If the hypothesis were intended to be a test of blind loyalty it missed the mark by just so much as the student of his kind must hold himself aloof from sympathetic entanglements. Lansdale weighed the evidence, not as a partisan, but rather as an onlooker whose point of view was wholly extrinsic.
"I understand," said he; "the man would do as you have done. It's your own affair. As I said a few minutes ago, it is between you and your private conscience. And I dare say if the facts were known the public conscience wouldn't condemn you. Don't you want to use the columns of the 'Coloradoan'?"

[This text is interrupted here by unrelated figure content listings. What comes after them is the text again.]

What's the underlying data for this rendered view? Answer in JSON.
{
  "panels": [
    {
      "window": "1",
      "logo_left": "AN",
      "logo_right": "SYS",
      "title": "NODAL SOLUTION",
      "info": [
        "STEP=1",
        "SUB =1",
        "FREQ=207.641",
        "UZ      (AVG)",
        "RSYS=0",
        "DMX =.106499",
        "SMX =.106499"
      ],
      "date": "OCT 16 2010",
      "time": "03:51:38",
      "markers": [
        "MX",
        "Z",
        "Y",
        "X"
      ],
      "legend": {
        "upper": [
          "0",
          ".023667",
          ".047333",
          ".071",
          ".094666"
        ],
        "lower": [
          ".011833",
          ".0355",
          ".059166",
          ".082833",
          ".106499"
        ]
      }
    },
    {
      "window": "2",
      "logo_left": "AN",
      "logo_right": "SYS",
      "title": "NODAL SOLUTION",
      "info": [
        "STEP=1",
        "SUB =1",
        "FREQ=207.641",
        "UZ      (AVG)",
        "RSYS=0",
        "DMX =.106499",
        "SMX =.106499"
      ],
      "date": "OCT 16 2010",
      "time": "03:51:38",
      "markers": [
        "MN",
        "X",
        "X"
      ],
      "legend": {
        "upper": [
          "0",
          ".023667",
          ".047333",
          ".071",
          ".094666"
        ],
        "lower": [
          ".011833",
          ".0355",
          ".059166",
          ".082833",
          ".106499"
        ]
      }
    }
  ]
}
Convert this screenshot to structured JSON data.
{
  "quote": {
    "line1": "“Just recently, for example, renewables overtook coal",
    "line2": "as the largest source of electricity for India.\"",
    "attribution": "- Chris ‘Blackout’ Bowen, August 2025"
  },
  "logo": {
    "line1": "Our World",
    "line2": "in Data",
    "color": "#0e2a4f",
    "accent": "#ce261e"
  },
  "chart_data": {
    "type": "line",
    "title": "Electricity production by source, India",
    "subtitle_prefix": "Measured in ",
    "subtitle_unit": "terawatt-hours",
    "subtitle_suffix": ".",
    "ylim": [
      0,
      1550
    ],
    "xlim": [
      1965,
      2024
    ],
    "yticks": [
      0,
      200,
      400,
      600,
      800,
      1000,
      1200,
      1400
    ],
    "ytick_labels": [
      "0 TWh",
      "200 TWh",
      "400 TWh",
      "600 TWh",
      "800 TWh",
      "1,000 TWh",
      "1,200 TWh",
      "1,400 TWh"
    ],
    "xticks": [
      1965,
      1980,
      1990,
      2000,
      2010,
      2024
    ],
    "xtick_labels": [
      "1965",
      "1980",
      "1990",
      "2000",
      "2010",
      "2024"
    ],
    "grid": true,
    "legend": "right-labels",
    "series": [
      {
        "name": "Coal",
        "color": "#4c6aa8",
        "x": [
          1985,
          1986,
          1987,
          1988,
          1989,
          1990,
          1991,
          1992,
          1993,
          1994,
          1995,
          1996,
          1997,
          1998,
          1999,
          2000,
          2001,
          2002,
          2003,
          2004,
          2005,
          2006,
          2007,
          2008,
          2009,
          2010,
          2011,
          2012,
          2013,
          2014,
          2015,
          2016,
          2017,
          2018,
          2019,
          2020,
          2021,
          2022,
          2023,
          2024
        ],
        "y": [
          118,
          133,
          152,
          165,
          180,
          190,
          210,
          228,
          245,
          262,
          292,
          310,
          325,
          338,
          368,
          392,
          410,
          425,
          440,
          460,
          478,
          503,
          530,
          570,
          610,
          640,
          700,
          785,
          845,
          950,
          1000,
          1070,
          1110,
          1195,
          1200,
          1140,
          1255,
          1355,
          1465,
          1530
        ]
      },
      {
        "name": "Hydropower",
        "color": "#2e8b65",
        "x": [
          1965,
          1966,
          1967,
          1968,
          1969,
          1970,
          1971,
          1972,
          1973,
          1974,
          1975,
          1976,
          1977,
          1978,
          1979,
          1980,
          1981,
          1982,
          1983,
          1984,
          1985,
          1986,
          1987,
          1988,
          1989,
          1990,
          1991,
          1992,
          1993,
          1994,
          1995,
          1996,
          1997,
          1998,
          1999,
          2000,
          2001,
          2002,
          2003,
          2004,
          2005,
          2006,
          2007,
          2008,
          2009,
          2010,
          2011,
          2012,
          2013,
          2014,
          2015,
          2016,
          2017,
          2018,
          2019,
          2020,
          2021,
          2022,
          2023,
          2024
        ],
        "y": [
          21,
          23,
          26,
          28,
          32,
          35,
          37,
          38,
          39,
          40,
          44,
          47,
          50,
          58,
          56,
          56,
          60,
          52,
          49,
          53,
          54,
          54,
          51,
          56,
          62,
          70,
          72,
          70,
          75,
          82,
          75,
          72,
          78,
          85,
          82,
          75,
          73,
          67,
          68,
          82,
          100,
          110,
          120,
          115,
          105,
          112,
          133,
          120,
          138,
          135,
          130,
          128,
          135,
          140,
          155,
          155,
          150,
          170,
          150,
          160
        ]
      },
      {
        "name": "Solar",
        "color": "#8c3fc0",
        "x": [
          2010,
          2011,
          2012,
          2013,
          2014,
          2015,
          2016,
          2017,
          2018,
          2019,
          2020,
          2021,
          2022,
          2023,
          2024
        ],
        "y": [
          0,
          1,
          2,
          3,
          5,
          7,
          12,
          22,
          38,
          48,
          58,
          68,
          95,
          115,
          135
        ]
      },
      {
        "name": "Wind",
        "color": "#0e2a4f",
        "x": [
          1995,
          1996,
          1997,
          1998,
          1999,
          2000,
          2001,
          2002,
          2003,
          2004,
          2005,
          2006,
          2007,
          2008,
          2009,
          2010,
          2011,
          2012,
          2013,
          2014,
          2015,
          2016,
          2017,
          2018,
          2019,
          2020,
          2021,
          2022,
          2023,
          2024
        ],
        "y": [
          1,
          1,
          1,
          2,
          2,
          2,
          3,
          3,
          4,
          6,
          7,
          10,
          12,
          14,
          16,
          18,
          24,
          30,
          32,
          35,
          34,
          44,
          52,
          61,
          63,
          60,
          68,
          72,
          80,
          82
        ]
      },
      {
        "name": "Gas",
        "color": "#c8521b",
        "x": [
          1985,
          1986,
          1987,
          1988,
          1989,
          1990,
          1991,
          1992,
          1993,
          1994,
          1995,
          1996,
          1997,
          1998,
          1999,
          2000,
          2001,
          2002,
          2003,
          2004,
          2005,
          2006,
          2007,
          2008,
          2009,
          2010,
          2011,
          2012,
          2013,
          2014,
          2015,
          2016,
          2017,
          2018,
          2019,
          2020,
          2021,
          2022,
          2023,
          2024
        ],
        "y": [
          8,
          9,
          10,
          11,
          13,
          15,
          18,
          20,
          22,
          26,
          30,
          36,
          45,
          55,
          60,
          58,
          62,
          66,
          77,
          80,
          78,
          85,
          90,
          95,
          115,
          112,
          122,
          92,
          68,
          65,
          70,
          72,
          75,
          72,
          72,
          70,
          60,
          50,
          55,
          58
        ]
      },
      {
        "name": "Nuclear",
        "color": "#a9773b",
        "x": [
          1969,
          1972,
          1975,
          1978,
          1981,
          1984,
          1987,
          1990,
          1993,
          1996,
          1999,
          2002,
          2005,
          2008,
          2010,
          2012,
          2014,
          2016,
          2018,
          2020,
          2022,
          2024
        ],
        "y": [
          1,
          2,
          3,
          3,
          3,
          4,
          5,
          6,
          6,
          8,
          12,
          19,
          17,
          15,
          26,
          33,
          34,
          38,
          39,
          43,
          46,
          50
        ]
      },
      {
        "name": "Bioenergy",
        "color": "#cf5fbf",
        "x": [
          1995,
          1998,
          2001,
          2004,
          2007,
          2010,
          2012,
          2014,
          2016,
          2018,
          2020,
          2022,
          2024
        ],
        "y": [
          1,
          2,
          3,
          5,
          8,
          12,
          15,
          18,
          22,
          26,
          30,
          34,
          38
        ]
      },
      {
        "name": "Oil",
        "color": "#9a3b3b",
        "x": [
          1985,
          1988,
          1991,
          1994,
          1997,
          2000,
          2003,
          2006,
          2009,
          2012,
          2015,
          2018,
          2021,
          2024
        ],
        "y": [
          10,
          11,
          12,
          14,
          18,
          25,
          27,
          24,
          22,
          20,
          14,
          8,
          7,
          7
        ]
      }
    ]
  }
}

Jeffard's negative was explosive. "Do you write me down a fool as well as a knave? Damn the public conscience!"
"Don't swear; I was only offering to turn the stone for you if you've anything to grind."
"I haven't. If I wanted the consent of the majority I could buy it, – buy it if I had shot the maniac instead of letting him shoot me."
"Possibly; and yet you couldn't buy any fraction of it that is worth having," Lansdale asserted, with conviction. "There are a few people left who have not bowed the head in the house of Rimmon."
The cynical hardness went out of Jeffard's eye and lip, and for the first time since the proletary's reincarnation, Lansdale fancied he got a brief glimpse of the man he had known in the day of sincerity.
"A few, yes; the Elliotts, father and daughter, for two, you would say. I wonder if you could help me there."
"To their good opinion? – my dear Jeffard, I'm no professional conscience-keeper!"
"No, I didn't mean that. What I had in mind is a much simpler thing. A year ago Miss Elliott gave me of her abundance. She meant it as a gift, though I made it a loan and repaid the principal – when I was able to. But I am still in her debt. Measured by consequences, which are the only true interest-table, the earnings of her small investment are hardly to be computed in dollars and cents. Naturally, she won't take that view of it, but that does not cancel my obligation. Will you help me to discharge it? They need money."